Attorneys and Parties

The People ex rel. Christopher J. Cassar on behalf of Christopher Loeb
Petitioner
Attorneys: Christopher J. Cassar

Errol D. Toulon, Jr., et al.
Respondents
Attorneys: Raymond A. Tierney, Danielle Sciarretta

Brief Summary

Issue

Criminal procedure—bail revocation and modification of securing orders under New York Criminal Procedure Law (CPL) 530.60(2)(b)(iv) [permits revocation and a new securing order upon clear and convincing evidence that, after being charged with a felony, the defendant committed a felony while at liberty] and CPL 530.60(2)(d)(iii) [court must consider the necessary degree of control/restriction, CPL 510.10(1) factors, circumstances warranting revocation, and any noncompliance].

Lower Court Held

The Supreme Court, Suffolk County, granted the People’s application under CPL 530.60(2)(b)(iv), revoked Loeb’s bail on the Suffolk indictment, and remanded him.

What Was Overturned

The remand order was not outright vacated; instead, the Appellate Division sustained the writ to the extent of remitting for proper findings and otherwise dismissed the writ.

Why

The record failed to show that the court considered the CPL 530.60(2)(d)(iii) and CPL 510.10(1) [factors governing selection of securing orders to reasonably assure return to court] factors or articulated whether Loeb posed a flight risk and the rationale for the chosen securing order, contrary to People ex rel. Rankin v. Brann.

Background

Loeb was indicted in Suffolk County for two counts of assault in the second degree, a qualifying offense for which bail may be set (CPL 510.10(4)(a) [lists qualifying offenses for which bail may be set]). He posted bail and was released. While at liberty, he was arrested in Queens County and charged with grand larceny in the second degree and other offenses and was released on nonmonetary conditions. The People then moved in the Suffolk case to modify the securing order to revoke bail and remand Loeb under CPL 530.60(2)(b)(iv) [permits revocation and a new securing order upon clear and convincing evidence that, after being charged with a felony, the defendant committed a felony while at liberty]. The Supreme Court granted the application and remanded Loeb.

Lower Court Decision

The Supreme Court, Suffolk County, determined that an adjustment in bail was warranted under CPL 530.60(2)(b)(iv) and remanded Loeb, but it did not set forth on the record or in writing the CPL 530.60(2)(d)(iii) considerations or the CPL 510.10(1) factors, nor did it articulate findings regarding flight risk or reasons for the selected securing order.
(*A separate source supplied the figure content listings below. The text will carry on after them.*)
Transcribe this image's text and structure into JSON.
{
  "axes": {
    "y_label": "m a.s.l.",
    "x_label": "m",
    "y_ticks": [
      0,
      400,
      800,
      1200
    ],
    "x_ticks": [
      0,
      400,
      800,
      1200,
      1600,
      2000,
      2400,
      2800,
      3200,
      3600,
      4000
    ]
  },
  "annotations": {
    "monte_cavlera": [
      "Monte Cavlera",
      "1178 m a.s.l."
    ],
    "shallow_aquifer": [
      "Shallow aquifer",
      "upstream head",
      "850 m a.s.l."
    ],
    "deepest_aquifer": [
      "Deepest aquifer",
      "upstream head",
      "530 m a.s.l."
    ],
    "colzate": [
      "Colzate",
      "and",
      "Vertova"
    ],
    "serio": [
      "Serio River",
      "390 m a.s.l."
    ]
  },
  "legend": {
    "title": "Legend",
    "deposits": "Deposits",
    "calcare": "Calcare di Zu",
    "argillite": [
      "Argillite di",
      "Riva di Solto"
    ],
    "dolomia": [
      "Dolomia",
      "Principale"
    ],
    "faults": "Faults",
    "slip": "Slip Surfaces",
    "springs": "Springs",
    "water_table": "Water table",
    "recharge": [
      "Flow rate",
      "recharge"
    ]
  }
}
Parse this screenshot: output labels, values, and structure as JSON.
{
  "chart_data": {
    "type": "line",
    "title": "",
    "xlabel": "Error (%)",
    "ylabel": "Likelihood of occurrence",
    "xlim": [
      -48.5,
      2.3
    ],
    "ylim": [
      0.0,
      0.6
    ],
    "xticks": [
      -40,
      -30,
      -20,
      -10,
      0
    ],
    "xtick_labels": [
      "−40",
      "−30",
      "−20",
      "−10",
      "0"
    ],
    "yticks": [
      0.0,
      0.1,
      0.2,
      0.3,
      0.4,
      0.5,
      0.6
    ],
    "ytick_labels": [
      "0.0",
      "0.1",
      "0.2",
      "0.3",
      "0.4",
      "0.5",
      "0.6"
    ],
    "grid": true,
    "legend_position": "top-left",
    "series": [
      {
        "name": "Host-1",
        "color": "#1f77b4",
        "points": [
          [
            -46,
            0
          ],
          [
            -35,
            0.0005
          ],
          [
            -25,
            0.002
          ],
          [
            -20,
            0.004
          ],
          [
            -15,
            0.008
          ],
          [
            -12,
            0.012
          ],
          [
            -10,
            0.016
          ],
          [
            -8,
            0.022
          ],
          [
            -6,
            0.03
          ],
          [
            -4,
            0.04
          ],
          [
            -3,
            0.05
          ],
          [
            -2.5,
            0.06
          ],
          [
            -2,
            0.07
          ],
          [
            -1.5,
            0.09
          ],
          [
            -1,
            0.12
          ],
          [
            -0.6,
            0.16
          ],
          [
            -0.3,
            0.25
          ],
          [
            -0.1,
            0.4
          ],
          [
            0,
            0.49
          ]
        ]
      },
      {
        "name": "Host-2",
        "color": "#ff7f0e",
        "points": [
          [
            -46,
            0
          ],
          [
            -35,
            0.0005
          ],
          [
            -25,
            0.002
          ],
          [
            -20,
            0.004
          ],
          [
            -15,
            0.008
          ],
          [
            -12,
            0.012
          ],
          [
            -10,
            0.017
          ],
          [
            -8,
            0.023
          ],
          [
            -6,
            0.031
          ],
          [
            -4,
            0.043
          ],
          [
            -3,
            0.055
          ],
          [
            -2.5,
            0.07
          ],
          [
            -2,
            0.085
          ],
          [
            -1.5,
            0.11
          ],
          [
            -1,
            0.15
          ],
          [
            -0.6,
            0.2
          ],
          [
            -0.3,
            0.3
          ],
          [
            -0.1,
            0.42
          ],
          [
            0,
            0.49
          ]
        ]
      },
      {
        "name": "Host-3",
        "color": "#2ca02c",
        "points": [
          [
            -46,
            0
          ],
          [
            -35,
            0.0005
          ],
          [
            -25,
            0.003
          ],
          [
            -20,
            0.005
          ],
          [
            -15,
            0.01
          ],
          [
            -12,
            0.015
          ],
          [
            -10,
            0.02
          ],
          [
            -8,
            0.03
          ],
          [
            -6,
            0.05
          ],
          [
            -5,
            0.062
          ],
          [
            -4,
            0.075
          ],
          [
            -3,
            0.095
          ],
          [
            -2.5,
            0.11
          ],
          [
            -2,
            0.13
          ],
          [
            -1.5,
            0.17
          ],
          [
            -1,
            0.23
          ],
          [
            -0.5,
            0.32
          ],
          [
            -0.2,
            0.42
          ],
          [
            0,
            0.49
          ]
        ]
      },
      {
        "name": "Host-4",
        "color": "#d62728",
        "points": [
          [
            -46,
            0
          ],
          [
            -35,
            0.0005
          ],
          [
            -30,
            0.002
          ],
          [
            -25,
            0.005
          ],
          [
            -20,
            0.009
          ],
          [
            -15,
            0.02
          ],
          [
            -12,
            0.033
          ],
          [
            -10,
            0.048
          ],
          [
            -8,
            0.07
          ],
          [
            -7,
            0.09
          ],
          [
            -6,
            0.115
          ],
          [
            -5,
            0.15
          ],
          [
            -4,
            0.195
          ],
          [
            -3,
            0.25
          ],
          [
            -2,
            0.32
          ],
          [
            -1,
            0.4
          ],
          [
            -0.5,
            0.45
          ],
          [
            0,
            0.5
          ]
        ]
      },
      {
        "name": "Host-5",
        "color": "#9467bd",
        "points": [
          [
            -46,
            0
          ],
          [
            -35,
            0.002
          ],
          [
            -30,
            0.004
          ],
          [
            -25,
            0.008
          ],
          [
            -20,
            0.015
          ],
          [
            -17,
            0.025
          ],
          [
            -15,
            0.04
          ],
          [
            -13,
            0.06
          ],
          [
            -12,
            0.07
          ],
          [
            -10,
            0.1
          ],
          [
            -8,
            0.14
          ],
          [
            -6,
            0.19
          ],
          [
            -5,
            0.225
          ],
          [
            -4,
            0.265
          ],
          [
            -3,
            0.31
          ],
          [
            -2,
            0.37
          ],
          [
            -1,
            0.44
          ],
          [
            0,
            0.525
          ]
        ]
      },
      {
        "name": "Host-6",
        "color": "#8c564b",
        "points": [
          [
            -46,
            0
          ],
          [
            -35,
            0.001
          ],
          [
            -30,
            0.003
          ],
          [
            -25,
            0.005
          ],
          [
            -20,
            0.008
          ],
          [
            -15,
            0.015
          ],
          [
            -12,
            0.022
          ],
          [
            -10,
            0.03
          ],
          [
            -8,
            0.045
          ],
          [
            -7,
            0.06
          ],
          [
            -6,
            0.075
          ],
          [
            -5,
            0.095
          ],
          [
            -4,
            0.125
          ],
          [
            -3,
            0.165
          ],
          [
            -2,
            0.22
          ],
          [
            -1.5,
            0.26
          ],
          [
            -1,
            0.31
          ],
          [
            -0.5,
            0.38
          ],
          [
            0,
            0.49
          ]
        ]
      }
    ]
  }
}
Appellate Division Reversal

The Appellate Division sustained the writ to the extent of remitting to the Supreme Court, Suffolk County, for further proceedings consistent with CPL 530.60(2)(d)(iii) [court must consider the necessary degree of control/restriction, CPL 510.10(1) factors, circumstances warranting revocation, and any noncompliance], holding the record insufficient because the lower court failed to make on-the-record findings tied to the CPL 510.10(1) factors and to explain its choice of securing order. The court emphasized that modification cannot rest on the mere allegation of additional felonies (citing People ex rel. Rankin v. Brann; People ex rel. Kon v. Maginley-Liddie). The court did not reach petitioner’s remaining contention.

Legal Significance

Reaffirms that, when revoking bail and imposing a new securing order under CPL 530.60(2), courts must make contemporaneous, on-the-record findings addressing the CPL 510.10(1) factors and the reasons for the selected form and degree of restraint. Allegations of new criminal conduct alone are insufficient; the decision must reflect individualized consideration and clear reasoning.

🔑 Key Takeaway

Before revoking bail based on alleged new felonies committed while at liberty, a court must articulate on the record the CPL 510.10(1) factors and explain why the chosen securing order is necessary; failure to do so requires remittal for proper findings.